Bill Shepherd was nine years Eileen’s junior, unmarried and
without children, when they met. “I said to him early on that I was getting a
bit old for motherhood and anyway I didn’t really want a child. But then nor
did he.
“I’ll never forget Miriam Stoppard saying to me when I was
about 50: ‘It’s a terrible thing not to have children. But I can help you.’ I
said: ‘Miriam, please, I’m OK.’ I don’t want to sound like Edith Piaf but being
childless has never been a matter of regret.

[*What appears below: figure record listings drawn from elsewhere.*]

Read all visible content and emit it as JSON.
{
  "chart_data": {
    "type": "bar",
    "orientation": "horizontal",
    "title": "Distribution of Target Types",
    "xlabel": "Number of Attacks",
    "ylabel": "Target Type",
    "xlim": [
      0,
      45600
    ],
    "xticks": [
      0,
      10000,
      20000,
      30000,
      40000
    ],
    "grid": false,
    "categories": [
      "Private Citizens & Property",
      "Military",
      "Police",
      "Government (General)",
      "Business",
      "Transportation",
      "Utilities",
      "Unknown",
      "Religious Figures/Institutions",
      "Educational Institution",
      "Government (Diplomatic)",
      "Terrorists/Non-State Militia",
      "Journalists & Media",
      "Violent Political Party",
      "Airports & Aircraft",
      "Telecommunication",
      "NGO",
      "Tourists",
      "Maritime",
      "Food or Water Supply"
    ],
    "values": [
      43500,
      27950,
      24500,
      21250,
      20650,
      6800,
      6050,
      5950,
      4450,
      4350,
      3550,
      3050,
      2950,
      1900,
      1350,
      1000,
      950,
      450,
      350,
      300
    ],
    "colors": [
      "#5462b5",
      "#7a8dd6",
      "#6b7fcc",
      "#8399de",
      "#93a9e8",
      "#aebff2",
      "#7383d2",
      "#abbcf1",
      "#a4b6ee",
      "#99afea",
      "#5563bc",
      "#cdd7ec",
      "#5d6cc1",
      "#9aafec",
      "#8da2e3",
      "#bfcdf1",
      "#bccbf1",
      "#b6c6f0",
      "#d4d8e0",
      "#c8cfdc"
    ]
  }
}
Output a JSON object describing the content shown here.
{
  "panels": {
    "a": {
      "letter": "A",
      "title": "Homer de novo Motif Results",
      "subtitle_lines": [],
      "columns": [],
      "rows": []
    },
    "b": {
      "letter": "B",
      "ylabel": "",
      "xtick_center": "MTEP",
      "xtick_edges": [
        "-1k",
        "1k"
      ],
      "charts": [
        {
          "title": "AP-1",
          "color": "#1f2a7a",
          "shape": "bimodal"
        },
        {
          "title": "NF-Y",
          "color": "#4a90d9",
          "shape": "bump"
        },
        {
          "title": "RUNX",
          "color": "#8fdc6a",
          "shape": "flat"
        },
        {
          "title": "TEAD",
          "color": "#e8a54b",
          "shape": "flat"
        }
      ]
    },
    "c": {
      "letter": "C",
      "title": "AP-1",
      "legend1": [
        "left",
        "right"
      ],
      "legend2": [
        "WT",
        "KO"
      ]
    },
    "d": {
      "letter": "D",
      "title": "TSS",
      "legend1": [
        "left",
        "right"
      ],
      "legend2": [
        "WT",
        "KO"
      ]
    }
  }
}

“I believe I was put on this planet to act and it’s given me
huge fulfilment. I feel I’ve realised my destiny and I’ve had a very, very good
time doing it.
Atkins believes “people look down their noses at the word
‘ambition’ – and especially when applied to women. But I was ambitious and I
don’t see anything wrong in that. I know some people feel you’re not quite a
woman if you’re ambitious. Not me.”
And she’s happy? “No, I’m content and I think contentment is
rather underrated. I’m content to be an old woman. I’m vastly lucky that I can
still work. And that makes me content, too.
“Mark you, I’m thinking of putting a contract out on Angela
Lansbury. Still acting at 91? Utterly ridiculous!”